Wizards

Bradley Beal claque la porte au nez des Rockets : 37 points à 14/24 et la bise au mentor, l’élève a bel et bien dépassé le maître

Deux ans après, John Wall et Bradley Beal se retrouvaient cette nuit sur le même parquet de Washington, mais avec deux maillots différents. Pour le premier nommé, d’une longue convalescence s’en est suivi un départ vers le Texas, laissant son poulain à bord d’un navire Wizards très souvent proche du naufrage. Et c’est sans rancune – comme dirait l’autre – que les deux hommes se sont livrés un duel spectaculaire.

Poum, poum, poum, poum… telle est la démonstration qu’un bruit ô combien simple peut ravir des foules. Oui, le son d’un ballon – celui de John Wall – qui vient épouser le parquet de la Capital One Arena, rappelant à la vie bon nombre de souvenirs écrasés sous la nouveauté. Dès l’entame, le meneur de Houston se passionne pour la gonfle et joue tous les duels qui lui sont proposés. Puis, quand la raquette des Wizards commence à se densifier, John Wall s’essaie à la distribution et met en lumière ses coéquipiers : DeMarcus Cousins fait mouche du parking, David Nwaba coupe et termine au cercle, Danuel House Jr. s’impose dans les airs. En face, Bradley Beal donne le ton mais c’est bien Davis Bertans – habituellement sous le feu des critiques – qui illumine la rencontre de sa rouquinerie : deux tirs primés consécutifs dont un au buzzer du premier quart-temps. Heureusement pour lui qu’on ne paie pas les joueurs à la polyvalence, tout de même. M’enfin, les deux équipes sont agressives et quelques individualités continuent de s’illustrer.
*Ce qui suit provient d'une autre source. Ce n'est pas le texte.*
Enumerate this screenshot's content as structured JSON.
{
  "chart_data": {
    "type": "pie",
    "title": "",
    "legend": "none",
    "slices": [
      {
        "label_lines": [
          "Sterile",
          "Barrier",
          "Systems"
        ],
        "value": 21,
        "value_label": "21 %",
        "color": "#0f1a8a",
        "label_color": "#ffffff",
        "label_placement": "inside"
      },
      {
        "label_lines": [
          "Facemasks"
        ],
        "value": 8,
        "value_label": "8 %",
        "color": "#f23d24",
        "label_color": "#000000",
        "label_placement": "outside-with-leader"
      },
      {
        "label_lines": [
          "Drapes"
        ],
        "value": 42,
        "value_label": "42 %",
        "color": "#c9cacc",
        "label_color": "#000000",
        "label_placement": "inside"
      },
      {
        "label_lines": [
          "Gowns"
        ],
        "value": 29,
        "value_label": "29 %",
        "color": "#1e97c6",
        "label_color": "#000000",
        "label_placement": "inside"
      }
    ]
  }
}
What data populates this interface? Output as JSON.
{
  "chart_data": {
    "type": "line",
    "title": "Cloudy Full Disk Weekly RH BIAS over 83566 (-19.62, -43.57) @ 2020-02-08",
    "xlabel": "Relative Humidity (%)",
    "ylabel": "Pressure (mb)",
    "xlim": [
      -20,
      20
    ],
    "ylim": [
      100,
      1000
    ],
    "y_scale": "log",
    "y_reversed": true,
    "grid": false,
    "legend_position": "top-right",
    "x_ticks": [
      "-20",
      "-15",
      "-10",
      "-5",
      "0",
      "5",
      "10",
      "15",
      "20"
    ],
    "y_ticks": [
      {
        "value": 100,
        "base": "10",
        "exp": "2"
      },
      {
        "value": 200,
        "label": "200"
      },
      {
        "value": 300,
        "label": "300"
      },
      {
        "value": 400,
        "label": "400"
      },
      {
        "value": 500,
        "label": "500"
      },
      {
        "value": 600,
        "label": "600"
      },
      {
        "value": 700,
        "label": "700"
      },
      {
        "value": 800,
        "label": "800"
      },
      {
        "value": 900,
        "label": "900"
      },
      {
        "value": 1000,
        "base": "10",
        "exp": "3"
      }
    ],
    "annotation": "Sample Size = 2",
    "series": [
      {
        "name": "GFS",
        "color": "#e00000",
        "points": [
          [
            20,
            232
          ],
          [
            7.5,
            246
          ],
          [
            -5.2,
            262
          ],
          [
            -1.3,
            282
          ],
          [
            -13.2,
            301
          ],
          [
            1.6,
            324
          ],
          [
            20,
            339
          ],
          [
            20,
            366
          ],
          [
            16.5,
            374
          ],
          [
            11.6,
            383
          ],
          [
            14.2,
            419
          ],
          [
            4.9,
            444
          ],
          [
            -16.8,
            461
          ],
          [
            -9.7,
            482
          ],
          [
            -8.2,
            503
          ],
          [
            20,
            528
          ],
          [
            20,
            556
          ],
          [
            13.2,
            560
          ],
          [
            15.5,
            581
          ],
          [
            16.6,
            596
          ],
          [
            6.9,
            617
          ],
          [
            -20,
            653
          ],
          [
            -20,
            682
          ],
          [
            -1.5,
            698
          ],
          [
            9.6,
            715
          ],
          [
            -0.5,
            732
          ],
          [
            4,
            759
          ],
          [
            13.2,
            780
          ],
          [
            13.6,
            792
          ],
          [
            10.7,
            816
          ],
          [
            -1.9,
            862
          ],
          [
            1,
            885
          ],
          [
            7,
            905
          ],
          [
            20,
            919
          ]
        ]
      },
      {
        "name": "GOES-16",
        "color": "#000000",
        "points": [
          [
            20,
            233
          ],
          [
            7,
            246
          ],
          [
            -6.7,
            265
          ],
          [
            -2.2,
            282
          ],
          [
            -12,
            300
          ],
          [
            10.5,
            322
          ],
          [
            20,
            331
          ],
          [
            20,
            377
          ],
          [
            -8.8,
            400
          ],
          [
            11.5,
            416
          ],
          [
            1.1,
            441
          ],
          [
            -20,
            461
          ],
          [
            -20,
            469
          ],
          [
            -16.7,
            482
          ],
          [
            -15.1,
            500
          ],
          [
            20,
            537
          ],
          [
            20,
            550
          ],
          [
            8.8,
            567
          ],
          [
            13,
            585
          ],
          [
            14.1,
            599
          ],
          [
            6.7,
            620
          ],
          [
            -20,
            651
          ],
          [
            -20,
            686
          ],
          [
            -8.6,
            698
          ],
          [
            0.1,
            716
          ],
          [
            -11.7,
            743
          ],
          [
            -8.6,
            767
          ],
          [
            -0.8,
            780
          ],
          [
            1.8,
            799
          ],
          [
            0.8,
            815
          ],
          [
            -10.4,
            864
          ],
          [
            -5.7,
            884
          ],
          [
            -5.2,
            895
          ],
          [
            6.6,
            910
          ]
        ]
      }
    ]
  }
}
Bradley Beal s’éveille avec une quinzaine de points à la pause, Deni Avdija sort de sa boite, Davis Bertans plante un 3+1 et John Wall – encore lui – ajoute quelques séquences supplémentaires à la mixtape qu’est son premier acte : un dunk du bout des molletons, un lay-up sur une défense douteuse de Westbrook puis une louche sur Mo Wagner. La hype est totale et Mister Rockets compte 20 pions et 5 assists à l’entracte, bienvenue en 2016 (Rockets 69 – 72 Wizards).
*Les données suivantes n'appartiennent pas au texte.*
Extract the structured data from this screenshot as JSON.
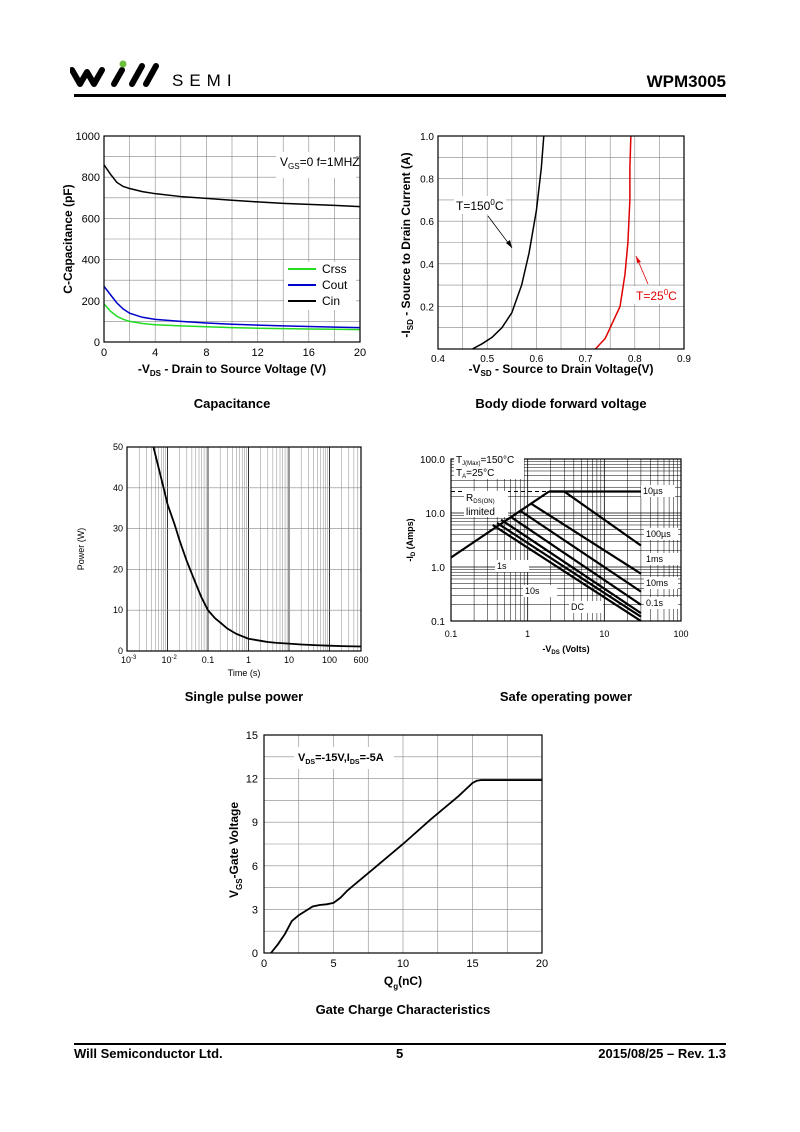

Le début de seconde période rime avec pull-up de Westbrook qui rime avec sex-appeal de Cody Zeller qui rime avec catastrophique. Oui, le retour aux affaires est assez honteux et Bradley Beal profite des faiblesses de ses pairs pour marquer la rencontre de son empreinte : dribbles suivis d’un déclenchement à mi-distance, pénétrations vers le cercle et une facilité à la limite de l’arrogance. Fait de match anecdotique, Alex Len semble complètement boycotté par Scott Brooks et commence à compter les moutons en fond de banc. Puis d’un coup d’un seul, on apprend que Russell Westbrook devient l’auteur du pire triple-double de l’histoire de la NBA ou du moins, le plus douloureux à regarder. L’écart se fait quand les individualités de Washington surgissent, à l’image d’un Mo Wagner en forme olympique et titulaire de 4 interceptions. Raul Neto donne de sa personne, Davis Bertans refait mouche des sept mètres et Bradley Beal n’en finit plus de dominer. De son côté, John Wall est porté disparu des radars et s’il continue de distribuer, son adresse se détériore : l’ex-idole de Washington pose finalement 29 points, 11 assists et 5 ballons perdus à 38% au tir dont 14% du parking (1/7). Nous aurons donc eu le droit à une première période de John Wall vintage, avant de retrouver son mauvais sosie qui ressemble à un acteur Disney Channel. En résumé, Houston enchaîne une sixième défaite consécutive et la sonnette d’alarme texane hurle à la sauce. Les Wizards quant à eux, confirment leur succès contre Boston et s’imposent grâce notamment à Bradley Beal, auteur de 37 points, 8 rebonds, 3 assists, 3 interceptions et 3 ballons perdus à 58% au tir dont 38% de loin. Ah oui et Jae’Sean Tate a bien défendu.

Où s’arrêtera donc le meilleur scoreur de la NBA ? Aux portes des Playoffs, sans doute, mais Bradley Beal et ses 32,9 pions de moyenne permettent – encore une fois – à Washington de quitter le parquet avec les honneurs. Allo, Houston, on a un problème.